KDE Perceived Quality Survey (PESQUS)

Chad Robinson crj at lucubration.com
Tue Jan 18 13:37:28 GMT 2005


Human Aspects of Software Engineering wrote:
> We are conducting empirical research on the quality and interface aspects of 
> various open-source and proprietary software.
> ...

I also have a few comments about this survey. First, it's important that 
survey participants be party to the results, or at least get a quick view of 
what others are saying. You'll get a higher response rate if you promise to 
distribute your results on this mailing list, or provide an e-mail address box 
where a copy will be sent.

Your survey appears to focus on the differences between versions. However, the 
survey makes no attempt to investigate HOW the different versions were 
installed, for how LONG they were used, and to what PURPOSE.

Unless you're getting a single-digit response rate, I suggest that you add 
questions that will allow you to separate respondants by installation method, 
distribution, and usage level. It would also be a good idea to separate 
problems by type: caused by my own stupidity or lack of knowledge, caused by a 
legitimate bug, caused by my stupidity but it was really somebody else's fault 
because of poor documentation and/or user interface design, somehow it's 
Microsoft's fault, etc.

I installed KDE 3.0 with Mandrake, IIRC, and used it sporadically; I hadn't 
yet switched to Linux permanently. I had some problems, but they didn't affect 
my work. However, they could have been real problems if I had actually been 
using it full-time.

I installed KDE 3.1 manually from the latest CVS at the time. I had a few 
problems here too that DID affect my work, but I'm pretty sure they were my 
fault for missing a dependency somewhere. I did a lot of the build out of 
order, and that surely caused even more problems.

Then I went full-time in Linux, so I built 3.2 and 3.3 via the Gentoo ebuilds. 
I have had very few problems here. However, now that I'm full-time these have 
had much more opportunity to affect my work. Knotes had an annoying bug that 
caused loss of data until I softlinked its data file, and I lost some 
important notes from a customer meeting before I realized it was happening. I 
also had a few ARTSD problems during a presentation that caused a few pointed 
jokes. The overall effect on me was very high compared to earlier versions, 
but that's because I was actually USING it for something important at the time.

It's also important to differentiate between layers. The Knotes issue was with 
a KDE application, but not KDE itself. It's a nice little app, but I doubt it 
receives much code review by core KDE developers. On the other hand, ARTSD is 
a core layer, and I've had a LOT of problems with it. I hope I don't offend 
any ARTS developers but it's so irritating that I've set aside time next week 
to recompile KDE without ARTS support. I don't see how it adds any value - my 
applications work fine talking directly to ALSA, and I never get any stuck 
daemons consuming 99% of my CPU. Irritating? Yes. A real problem? No.

Finally, as others have pointed out, most of us have experience with other 
operating systems.
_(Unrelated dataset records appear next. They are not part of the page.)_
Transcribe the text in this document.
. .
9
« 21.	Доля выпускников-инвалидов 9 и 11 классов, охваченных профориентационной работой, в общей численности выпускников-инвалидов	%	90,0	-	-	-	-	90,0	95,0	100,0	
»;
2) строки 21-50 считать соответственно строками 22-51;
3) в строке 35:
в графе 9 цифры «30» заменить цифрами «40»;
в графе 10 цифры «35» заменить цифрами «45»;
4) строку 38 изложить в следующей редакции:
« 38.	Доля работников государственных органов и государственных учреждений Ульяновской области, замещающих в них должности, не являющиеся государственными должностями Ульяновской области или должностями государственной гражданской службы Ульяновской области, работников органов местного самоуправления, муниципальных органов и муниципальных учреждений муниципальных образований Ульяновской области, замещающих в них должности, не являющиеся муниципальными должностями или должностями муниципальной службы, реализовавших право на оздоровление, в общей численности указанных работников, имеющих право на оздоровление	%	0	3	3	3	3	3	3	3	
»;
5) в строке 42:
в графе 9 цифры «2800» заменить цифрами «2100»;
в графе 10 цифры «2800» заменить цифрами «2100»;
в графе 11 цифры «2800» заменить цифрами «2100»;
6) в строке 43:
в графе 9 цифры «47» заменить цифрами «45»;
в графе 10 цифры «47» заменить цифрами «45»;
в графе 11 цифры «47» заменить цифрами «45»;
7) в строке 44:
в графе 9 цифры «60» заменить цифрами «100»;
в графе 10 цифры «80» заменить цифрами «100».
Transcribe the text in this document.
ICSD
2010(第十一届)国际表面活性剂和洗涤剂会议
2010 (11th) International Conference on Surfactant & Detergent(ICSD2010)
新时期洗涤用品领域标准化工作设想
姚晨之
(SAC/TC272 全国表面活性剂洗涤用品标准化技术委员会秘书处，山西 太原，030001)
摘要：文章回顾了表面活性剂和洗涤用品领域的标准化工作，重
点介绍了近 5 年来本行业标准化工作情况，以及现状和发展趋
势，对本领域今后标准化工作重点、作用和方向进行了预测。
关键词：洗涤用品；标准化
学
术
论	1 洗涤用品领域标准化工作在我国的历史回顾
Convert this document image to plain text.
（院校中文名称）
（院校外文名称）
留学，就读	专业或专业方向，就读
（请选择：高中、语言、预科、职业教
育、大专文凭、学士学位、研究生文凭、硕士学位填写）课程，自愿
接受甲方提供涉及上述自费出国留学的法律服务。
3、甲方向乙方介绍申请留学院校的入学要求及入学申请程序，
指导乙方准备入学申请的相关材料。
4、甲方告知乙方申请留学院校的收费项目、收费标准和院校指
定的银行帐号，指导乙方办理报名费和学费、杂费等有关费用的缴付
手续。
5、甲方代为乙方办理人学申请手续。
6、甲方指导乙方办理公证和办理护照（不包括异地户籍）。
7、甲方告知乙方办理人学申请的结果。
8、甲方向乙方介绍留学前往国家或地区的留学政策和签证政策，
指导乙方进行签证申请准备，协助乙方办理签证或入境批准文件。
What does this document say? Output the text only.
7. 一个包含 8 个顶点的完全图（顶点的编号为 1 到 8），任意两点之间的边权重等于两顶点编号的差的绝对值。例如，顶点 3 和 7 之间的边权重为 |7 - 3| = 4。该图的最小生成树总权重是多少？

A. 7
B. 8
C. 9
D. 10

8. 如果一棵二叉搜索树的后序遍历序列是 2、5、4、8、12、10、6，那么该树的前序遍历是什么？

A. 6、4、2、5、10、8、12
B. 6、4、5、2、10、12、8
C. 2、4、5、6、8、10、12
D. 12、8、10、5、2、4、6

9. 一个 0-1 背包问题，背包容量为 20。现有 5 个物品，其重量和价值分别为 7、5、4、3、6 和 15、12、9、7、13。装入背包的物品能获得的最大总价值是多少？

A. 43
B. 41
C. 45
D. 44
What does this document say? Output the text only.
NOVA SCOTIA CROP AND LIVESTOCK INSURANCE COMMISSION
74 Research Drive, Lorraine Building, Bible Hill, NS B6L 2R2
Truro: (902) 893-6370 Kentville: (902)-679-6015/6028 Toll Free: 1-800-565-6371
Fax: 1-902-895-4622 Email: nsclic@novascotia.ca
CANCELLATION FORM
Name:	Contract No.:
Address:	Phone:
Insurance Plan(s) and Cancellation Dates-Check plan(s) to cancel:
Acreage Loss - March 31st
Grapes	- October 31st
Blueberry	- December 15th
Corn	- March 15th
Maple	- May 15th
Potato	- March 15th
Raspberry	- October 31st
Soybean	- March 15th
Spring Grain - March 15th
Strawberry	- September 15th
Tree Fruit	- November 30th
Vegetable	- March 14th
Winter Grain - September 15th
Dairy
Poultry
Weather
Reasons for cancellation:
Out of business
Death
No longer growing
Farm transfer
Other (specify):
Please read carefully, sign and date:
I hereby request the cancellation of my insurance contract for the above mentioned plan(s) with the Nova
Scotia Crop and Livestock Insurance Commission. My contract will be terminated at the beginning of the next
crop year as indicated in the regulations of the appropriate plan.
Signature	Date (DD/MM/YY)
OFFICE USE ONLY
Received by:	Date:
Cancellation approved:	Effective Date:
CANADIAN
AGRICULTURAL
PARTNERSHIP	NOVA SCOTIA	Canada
Even if you don't plan to publish Windows or MacOS numbers, 
it would be a good idea, statistically speaking, to include those questions as 
well. Some users are more irritated by problems than others. Two users, one 
responding "low" and the other responding "high" could be seeing exactly the 
same issues with both platforms, but one is less tolerant of the problems. By 
including other operating systems you could normalize your data across the 
users' entire experience bases.

Regards,
Chad

PS: What is the difference between "KDE froze during its operation" and "KDE 
caused a freeze"? These two questions seem redundant.